3 К этой волне в той или иной степени можно отнести и «Китобоя» (2020) Филиппа Юрьева, где недосягаемая и такая близкая Америка становится мечтой чукотского подростка, и «Машу» (2020) Насти Пальчиковой, буквально начинающуюся сценой в кукурузном поле, рифмующей «лихие девяностые» с Диким Западом, и «Оторви и выбрось» (2021) Кирилла Соколова, который последовательно работает в жанре черной комедии, ориентируясь на американские его образцы, и «Межсезонье» Александра Ханта, где локальная история подросткового суицида буквально пропитана голливудскими референсами — от Малика до Стоуна.

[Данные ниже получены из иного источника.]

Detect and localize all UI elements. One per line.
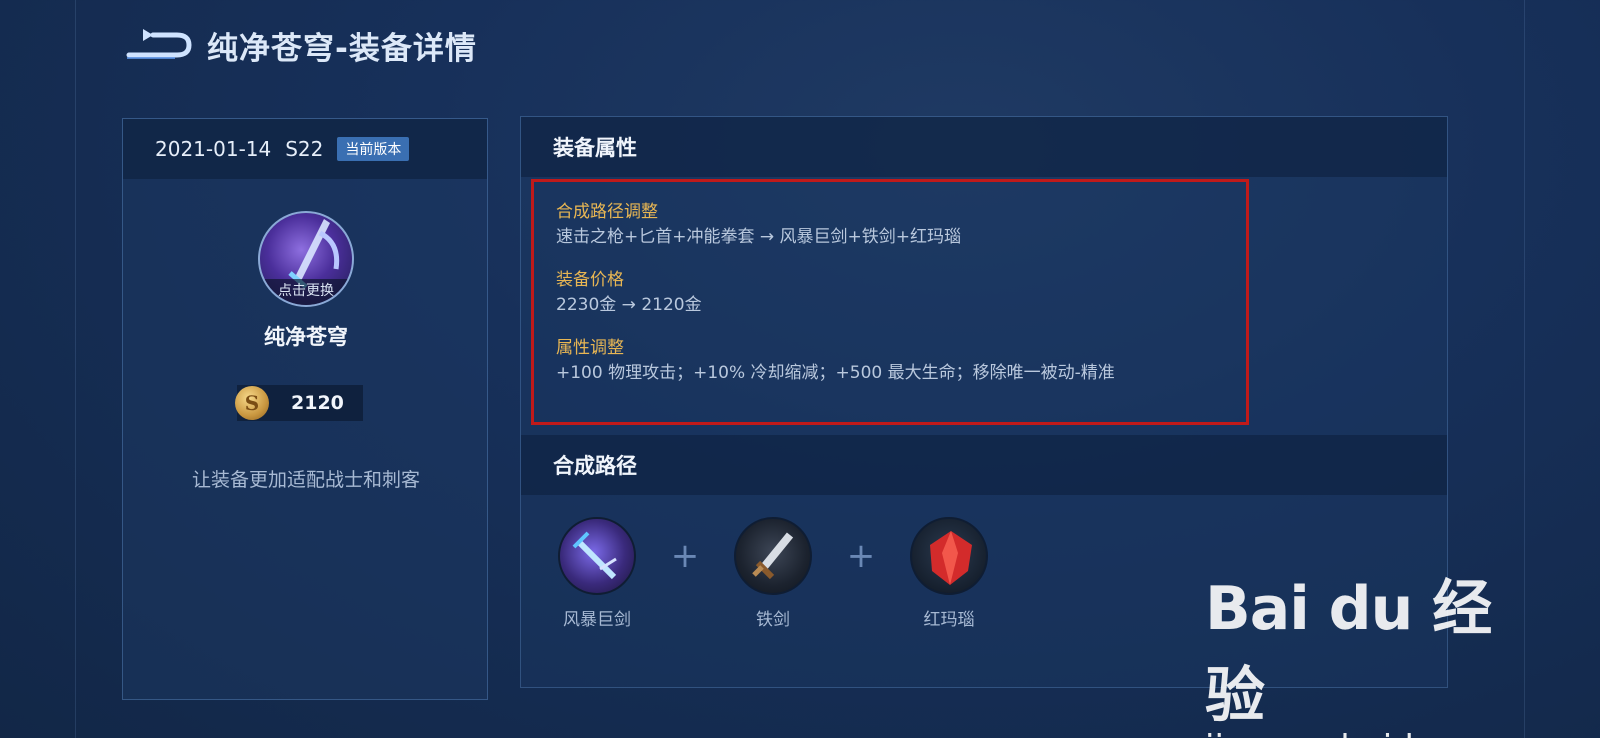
item-price: 2120 [291, 392, 344, 414]
gold-coin-icon: S [235, 386, 269, 420]
item-name: 纯净苍穹 [264, 325, 348, 349]
attr-label-recipe: 合成路径调整 [556, 202, 658, 222]
recipe-item-iron-sword[interactable]: 铁剑 [733, 517, 813, 630]
attr-label-stats: 属性调整 [556, 338, 624, 358]
version-header: 2021-01-14 S22 当前版本 [123, 119, 487, 179]
page-header: 纯净苍穹-装备详情 [125, 22, 477, 68]
change-avatar-caption: 点击更换 [260, 279, 352, 305]
price-box: S 2120 [235, 385, 363, 421]
recipe-section-title: 合成路径 [521, 435, 1447, 495]
plus-icon: + [670, 536, 700, 576]
watermark-url: jingyan.baidu.com [1205, 728, 1519, 738]
recipe-item-name: 铁剑 [756, 610, 790, 630]
storm-sword-icon [558, 517, 636, 595]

В первых сценах фильма «На тебе сошелся клином белый свет» Янка готовит концерт, который сама же отказывается играть, она уходит со сцены и проживает последний день своей жизни без представлений. Вместе со своей героиней «играть» отказывается и Поплаухин: его фильм — это «антиспектакль», который не развлекает и не увлекает. Поплаухин предпринимает своеобразную попытку «деколонизации» — освобождения воображения от прошлого, призраки которого не возвращаются в развлекательной форме зрелища, а исчезают, растворившись в хронотопе «конца истории» (симптоматично, что у Поплаухина, в отличие от Кватании и Кузьминой, нет в кадре характерных признаков времени, кроме, может быть, одной странной сцены, в которой Янка проходит через народный сход, который голосует за что-то и выбирает кого-то; героиня в голосовании не участвует). Деколонизация воображения по Поплаухину — это разрушение нарратива, который всегда является насилием над временем и пространством. Это путешествие и переход на сторону призраков, которые не могут быть «записаны», механизированы и тем самым инструментализованы, которые потому и являются истиной, не пригодной к (ре)трансляции.
«Конец истории» — это год смерти и СССР, и реальной героини — населен призраками, как и киноэкран, но эти призраки не записываются, не оставляют послания, свидетельства и материального следа (диктофон проигрывает «тишину»). Янка и сама экранный призрак, у Поплаухина она исчезает из кадра, оставляя свою историю недосказанной, став размытым посланием, которое невозможно воспроизвести, ретранслировать и прочесть.